A morte súbita gerou profunda revolta e indignação entre os parentes, que questionam asperamente a postura da equipe médica envolvida no atendimento inicial. Segundo os familiares, informações posteriores indicaram que os procedimentos adotados foram inadequados para a gravidade do traumatismo sofrido, levantando sérias suspeitas de negligência diante da alta hospitalar prematura. A decisão de liberá-lo sem o devido monitoramento contínuo é apontada pela família como o fator determinante para o desfecho fatal.

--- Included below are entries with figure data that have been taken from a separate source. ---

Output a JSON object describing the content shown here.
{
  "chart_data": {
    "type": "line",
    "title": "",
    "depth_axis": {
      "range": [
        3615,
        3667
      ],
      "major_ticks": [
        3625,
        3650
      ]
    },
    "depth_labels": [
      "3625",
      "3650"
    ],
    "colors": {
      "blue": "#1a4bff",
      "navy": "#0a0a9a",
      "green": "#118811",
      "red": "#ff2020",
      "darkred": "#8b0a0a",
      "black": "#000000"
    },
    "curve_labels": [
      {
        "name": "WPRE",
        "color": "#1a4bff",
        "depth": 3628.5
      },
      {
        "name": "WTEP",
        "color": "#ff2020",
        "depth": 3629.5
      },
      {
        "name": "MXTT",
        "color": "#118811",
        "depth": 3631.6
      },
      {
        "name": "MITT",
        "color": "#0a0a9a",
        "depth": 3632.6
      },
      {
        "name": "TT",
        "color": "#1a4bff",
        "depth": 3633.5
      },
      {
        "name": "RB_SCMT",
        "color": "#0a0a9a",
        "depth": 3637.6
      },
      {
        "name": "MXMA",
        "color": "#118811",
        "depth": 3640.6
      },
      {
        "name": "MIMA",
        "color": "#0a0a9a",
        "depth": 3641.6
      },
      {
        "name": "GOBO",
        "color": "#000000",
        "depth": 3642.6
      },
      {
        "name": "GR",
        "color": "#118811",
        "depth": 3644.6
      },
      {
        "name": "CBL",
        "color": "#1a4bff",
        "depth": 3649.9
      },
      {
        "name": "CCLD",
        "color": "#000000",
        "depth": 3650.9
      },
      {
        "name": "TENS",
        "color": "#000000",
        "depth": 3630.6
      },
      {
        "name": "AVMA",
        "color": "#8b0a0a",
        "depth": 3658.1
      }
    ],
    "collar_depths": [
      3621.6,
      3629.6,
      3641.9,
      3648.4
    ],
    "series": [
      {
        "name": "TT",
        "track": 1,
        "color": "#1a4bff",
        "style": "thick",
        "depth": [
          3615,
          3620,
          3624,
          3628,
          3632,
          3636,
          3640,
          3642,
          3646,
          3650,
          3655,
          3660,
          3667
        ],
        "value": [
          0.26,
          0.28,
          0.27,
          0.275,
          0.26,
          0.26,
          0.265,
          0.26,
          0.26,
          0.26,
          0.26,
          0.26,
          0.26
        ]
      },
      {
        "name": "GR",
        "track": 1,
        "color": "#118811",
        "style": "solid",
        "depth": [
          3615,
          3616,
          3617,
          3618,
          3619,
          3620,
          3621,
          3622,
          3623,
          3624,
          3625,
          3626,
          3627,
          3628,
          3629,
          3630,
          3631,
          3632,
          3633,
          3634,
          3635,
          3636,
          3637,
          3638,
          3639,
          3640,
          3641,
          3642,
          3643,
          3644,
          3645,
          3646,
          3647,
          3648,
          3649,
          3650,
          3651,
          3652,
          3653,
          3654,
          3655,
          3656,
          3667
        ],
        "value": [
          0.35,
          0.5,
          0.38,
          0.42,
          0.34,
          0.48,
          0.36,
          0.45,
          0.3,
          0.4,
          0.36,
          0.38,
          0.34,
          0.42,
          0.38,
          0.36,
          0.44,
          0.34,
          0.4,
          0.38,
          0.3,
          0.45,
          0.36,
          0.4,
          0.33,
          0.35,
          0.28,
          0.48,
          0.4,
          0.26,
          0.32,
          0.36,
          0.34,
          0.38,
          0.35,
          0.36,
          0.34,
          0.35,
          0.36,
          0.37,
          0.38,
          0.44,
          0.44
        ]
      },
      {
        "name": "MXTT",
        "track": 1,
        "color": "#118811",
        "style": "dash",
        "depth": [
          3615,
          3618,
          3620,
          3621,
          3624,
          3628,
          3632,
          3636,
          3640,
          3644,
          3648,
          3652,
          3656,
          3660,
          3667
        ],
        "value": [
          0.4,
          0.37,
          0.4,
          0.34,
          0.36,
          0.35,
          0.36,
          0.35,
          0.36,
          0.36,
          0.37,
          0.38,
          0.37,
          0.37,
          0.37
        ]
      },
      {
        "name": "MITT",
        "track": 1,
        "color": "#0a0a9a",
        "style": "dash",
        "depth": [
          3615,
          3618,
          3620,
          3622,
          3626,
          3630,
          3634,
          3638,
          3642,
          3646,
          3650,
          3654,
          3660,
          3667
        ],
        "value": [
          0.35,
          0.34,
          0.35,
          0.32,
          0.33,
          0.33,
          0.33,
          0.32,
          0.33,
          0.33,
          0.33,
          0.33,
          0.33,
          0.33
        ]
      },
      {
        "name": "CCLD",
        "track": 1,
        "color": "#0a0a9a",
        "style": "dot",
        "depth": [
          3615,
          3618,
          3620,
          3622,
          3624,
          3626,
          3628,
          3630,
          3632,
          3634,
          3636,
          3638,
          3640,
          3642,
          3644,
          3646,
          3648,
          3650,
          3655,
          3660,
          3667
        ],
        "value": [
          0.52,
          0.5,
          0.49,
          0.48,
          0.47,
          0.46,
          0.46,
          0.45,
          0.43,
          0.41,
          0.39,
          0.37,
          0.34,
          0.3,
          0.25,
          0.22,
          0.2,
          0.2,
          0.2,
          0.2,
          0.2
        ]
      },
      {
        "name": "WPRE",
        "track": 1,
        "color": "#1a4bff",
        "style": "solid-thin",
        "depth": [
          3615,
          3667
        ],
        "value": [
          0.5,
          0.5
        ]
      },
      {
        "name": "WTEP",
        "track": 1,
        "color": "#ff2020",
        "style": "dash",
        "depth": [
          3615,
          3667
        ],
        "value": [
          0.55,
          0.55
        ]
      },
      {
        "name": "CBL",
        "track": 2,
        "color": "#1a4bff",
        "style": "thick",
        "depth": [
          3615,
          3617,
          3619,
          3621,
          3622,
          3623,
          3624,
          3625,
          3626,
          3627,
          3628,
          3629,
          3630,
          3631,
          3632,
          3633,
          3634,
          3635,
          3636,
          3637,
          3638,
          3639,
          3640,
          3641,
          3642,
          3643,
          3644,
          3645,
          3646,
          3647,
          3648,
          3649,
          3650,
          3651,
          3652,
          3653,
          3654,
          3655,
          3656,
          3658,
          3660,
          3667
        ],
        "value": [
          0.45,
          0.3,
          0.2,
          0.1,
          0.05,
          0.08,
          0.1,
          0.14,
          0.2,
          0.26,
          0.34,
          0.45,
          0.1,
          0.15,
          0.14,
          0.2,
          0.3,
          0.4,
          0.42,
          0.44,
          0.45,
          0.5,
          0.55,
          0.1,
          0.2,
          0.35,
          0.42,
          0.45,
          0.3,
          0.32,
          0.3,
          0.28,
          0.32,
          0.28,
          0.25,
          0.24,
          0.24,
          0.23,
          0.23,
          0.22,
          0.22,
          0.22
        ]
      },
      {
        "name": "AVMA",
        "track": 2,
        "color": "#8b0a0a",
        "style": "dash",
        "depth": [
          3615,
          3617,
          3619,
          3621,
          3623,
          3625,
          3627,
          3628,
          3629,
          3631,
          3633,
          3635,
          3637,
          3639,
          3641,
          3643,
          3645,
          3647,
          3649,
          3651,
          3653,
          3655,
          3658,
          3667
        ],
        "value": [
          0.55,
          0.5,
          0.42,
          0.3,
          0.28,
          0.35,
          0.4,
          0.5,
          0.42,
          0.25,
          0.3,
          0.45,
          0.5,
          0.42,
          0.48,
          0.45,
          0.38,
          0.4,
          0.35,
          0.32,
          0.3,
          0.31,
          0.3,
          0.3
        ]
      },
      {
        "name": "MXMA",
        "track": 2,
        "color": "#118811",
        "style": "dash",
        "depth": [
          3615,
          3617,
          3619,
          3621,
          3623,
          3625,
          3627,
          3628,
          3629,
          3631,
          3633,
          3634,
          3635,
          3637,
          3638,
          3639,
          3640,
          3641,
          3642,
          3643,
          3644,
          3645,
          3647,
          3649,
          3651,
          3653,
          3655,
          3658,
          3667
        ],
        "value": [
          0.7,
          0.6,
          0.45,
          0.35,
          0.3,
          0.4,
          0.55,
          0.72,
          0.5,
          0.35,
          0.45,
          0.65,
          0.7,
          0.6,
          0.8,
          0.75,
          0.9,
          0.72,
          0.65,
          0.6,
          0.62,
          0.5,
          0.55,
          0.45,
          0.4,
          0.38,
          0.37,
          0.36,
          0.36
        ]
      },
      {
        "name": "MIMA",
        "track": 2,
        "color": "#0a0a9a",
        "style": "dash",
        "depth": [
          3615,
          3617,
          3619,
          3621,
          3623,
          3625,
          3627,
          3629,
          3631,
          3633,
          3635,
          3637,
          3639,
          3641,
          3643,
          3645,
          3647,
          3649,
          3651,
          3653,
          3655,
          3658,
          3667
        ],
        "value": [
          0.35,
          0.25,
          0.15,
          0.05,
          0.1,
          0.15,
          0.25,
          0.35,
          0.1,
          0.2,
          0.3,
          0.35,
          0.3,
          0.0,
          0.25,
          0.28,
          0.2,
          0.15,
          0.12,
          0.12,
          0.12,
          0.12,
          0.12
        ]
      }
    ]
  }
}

Mobilização pela repatriação e homenagens emocionate
Residente da cidade de Westhoughton, situada na região de Bolton, no noroeste da Inglaterra, Kyle Campbell deixou um filho de 12 anos. Diante da dor da perda e da distância geográfica, seus parentes iniciaram uma corrida contra o tempo para organizar o traslado do corpo. Dianne Fisher, prima de Kyle, mobilizou uma campanha de arrecadação financeira na plataforma JustGiving com a meta de reunir aproximadamente 10 mil libras. Os recursos serão destinados a cobrir os custos do processo de repatriação para o Reino Unido, as despesas do funeral e as taxas burocráticas decorrentes da morte no exterior.
Enquanto a família busca viabilizar o retorno do corpo para que amigos e parentes possam prestar as últimas homenagens, a noiva, Kannika, manifestou publicamente o seu luto através das redes sociais. Em uma mensagem emocionante dedicada ao parceiro, ela declarou que o sentimento construído entre os dois permanecerá inalterado, reafirmando que guardará para sempre as memórias dos momentos vividos ao lado de Kyle diante de uma despedida tão precoce.